Most will be able to read my PDF format C.V.
Like many others, I started out as a child. Unlike most others, I was born in Palo Alto, California to a pair of students at Stanford University. Mom was getting her MFA in Painting and Dad was working on his Ph.D. in Political Science. Later I would choose to believe that this gave me an inheritance of traits that made me a perfect candidate for working in show business, the artistic from mom and the political from dad. Like everyone else here, I want to direct.
Unfortunately, neither of them owned a major motion picture studio, although we did make a movie when I was very young, on location, in Yucca Valley. I was a spear carrier, but I was spear carrier number one.

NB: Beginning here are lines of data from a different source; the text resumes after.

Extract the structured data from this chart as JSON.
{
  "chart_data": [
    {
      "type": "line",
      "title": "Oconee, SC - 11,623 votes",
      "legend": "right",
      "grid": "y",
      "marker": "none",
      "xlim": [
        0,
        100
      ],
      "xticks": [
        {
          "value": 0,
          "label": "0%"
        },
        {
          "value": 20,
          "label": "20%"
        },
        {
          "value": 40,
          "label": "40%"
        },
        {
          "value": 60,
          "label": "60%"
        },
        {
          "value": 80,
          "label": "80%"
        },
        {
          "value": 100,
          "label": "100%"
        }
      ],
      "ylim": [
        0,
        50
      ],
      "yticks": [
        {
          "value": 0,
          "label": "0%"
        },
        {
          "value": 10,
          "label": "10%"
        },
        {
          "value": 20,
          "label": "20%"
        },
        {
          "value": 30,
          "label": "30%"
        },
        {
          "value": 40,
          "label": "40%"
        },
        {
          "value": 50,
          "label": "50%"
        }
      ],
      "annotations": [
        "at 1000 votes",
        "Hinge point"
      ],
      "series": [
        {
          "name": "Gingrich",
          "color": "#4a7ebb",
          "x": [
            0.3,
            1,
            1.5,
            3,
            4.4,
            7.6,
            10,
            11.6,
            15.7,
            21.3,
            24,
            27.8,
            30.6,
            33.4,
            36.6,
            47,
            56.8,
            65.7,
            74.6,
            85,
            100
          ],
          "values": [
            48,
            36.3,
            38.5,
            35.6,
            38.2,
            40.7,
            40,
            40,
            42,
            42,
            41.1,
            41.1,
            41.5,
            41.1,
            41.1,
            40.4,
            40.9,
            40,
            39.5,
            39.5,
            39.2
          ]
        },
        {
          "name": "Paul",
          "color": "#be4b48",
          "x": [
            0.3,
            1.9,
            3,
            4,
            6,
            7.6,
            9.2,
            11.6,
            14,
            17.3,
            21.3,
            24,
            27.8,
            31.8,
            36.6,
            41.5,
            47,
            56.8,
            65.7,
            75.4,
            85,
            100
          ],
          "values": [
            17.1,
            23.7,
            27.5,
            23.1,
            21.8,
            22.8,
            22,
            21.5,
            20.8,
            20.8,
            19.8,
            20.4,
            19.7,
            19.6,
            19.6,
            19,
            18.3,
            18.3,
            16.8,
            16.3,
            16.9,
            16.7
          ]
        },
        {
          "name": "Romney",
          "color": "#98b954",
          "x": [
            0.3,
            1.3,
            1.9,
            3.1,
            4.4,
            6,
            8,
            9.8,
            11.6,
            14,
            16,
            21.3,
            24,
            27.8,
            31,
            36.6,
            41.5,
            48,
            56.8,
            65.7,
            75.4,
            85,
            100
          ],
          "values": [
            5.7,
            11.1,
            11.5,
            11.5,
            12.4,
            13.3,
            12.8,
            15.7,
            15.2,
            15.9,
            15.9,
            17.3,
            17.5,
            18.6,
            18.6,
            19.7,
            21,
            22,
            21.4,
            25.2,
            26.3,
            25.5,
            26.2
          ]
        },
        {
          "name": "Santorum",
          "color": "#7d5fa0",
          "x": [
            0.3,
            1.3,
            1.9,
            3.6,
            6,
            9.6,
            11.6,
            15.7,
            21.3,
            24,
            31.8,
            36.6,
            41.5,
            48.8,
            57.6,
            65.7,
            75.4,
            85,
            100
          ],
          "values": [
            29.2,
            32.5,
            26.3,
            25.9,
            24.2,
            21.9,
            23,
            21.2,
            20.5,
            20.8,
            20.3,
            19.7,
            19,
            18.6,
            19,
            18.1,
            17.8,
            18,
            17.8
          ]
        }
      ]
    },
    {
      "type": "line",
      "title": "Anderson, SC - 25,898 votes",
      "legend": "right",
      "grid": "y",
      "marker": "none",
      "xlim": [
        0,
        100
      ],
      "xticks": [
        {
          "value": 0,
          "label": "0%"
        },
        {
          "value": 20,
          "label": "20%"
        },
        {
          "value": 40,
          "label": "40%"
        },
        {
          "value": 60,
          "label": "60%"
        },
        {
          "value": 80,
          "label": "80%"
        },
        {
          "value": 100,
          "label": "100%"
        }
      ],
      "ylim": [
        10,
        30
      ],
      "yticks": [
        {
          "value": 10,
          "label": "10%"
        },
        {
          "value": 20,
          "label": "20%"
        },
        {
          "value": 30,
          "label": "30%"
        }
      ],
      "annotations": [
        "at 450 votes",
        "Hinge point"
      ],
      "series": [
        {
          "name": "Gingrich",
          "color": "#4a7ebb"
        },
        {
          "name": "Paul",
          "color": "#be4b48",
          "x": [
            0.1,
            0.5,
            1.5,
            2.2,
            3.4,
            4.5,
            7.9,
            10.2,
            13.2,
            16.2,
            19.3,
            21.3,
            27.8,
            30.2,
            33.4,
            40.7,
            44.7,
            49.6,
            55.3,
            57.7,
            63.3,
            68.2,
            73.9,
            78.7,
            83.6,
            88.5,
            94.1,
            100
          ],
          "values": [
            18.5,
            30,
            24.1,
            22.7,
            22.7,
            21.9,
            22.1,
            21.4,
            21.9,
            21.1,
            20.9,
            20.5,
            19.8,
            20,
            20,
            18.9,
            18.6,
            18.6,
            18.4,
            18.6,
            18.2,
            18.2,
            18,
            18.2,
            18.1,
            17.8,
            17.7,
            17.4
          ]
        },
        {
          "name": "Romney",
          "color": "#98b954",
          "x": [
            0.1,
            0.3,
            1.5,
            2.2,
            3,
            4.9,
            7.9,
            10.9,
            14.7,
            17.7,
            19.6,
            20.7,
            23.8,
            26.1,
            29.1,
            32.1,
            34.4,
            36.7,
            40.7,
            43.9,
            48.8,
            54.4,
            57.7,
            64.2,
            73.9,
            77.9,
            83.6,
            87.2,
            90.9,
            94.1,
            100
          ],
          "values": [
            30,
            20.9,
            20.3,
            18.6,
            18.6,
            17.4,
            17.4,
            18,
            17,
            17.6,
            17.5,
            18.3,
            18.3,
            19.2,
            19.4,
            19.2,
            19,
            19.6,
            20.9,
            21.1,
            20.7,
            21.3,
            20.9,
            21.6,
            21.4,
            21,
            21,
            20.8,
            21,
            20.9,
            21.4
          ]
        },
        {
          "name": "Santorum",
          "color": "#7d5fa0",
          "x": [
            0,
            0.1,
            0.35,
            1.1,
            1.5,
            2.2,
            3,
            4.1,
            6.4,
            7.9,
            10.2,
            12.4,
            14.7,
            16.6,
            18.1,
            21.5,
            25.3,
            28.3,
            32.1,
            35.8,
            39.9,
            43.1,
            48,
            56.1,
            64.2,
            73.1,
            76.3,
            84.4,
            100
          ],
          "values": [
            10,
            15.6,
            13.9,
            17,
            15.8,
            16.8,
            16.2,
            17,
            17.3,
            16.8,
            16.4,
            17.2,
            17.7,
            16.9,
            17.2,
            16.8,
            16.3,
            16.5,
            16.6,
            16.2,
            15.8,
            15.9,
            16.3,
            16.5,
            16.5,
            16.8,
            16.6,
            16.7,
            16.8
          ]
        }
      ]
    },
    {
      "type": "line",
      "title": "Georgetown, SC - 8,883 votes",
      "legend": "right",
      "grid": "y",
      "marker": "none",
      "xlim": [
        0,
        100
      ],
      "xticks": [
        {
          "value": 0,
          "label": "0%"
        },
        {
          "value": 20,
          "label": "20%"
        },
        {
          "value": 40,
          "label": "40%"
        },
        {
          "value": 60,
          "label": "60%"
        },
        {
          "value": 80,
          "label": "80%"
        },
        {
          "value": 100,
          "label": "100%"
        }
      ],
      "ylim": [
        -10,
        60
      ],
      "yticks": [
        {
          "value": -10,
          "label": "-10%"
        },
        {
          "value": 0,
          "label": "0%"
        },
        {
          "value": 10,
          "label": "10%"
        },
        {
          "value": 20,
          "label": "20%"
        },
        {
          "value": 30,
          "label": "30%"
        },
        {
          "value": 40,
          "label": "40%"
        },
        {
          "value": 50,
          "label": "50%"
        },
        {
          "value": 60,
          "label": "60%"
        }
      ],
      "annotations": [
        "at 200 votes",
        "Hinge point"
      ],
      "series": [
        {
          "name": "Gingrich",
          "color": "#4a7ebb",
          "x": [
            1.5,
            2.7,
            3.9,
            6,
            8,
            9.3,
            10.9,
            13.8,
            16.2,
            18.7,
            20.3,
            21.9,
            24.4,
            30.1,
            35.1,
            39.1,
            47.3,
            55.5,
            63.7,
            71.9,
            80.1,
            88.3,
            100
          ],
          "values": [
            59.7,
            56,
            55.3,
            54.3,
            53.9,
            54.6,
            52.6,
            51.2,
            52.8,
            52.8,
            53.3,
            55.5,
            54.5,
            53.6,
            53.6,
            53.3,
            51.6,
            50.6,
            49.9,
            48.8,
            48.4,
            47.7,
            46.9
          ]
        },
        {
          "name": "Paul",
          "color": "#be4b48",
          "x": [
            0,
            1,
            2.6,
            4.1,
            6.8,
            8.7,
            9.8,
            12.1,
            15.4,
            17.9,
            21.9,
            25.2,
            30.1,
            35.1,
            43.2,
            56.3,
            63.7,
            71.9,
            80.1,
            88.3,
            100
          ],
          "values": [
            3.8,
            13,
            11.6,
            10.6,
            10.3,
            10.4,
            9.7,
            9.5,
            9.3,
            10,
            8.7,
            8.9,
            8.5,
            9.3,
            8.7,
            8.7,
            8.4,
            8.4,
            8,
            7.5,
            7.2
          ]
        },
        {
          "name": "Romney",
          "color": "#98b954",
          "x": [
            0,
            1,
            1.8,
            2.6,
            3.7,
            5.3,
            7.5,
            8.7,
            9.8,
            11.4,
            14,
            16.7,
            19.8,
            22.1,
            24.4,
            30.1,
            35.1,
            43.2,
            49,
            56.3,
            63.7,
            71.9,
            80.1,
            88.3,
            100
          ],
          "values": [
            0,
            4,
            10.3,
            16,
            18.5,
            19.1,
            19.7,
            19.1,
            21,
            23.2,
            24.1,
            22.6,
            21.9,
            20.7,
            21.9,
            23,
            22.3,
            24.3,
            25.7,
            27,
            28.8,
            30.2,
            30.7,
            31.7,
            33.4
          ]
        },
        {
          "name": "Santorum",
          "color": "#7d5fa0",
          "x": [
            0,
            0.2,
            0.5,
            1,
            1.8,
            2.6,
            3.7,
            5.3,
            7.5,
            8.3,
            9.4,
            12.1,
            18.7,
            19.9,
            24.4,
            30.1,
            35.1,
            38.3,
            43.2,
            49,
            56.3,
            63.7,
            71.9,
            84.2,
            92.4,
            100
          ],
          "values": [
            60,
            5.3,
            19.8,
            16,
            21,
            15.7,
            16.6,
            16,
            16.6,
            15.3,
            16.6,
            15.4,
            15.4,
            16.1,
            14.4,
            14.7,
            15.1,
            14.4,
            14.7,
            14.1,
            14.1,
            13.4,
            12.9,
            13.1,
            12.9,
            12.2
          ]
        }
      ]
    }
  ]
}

One day, my father came home from a trip to a conference in St. Louis, MO and announced, the legend has it, that we all needed to pack. It seemed that some people were having his name painted on a door in gold leaf, and so we were all moving from the Palo Alto area that seemed to be a heaven on earth to an unknown spot in a faraway and likely very dismal land called Missouri. This seemed a bad move, and so without realizing it, I began my career as a community organizer. I convinced my siblings to vote against this highly suspect upper management decision, and arranged a confrontation. We took a vote, and it was decided that we would stay in California, near to Moss Beach, the Golden Gate Bridge and the San Francisco Zoo.
Shortly after that, we moved to St. Louis, Missouri. Earlier my dad had described the system society at large used as a democratic government, and explained what that meant. I made the mistake of presuming that my family also ran that way. Finding that it was not a democracy but perhaps an oligarchy was hard for me to take. Unable to let go of this bitter comeuppance at the hands of a single minded dictatorship, I took to writing back to friends in the West about how I lived near the River Despair, in St. Louis, Misery. We did actually live next to a small stream named for the famous French explorer Des Peres. Then, as now, any humor I may come up with starts out with a real world reference, twisted to my own purposes. My first job was working for my dad at Washington University doing data entry on a Wang Terminal of data about voting patterns. Not exciting or fulfilling, but it paid american currency.
One summer soon after that, I got a job on a dairy farm up the road from the family summer camp in northern New York state. I drove a tractor, cleaned the barn, herded the cows, spread the "fertilizer" I had cleaned out of the barn on the fields with a machine attached to a tractor and turned the hay to dry with a different machine attached to a tractor. The pay was not great, but I had a great thirteenth Summer.
That year I took another job in the Fall, assisting in an art class for kids. Once I saved enough money, I bought a camera, a Mamiya/Sekor SLR. This gave me a new and more productive way to annoy my friends at school. I have started scanning all the old negatives that have survived with me through several different cameras, some are from forty years ago, and many have just barely survived.
Some will start showing up on my Flickr account at some point.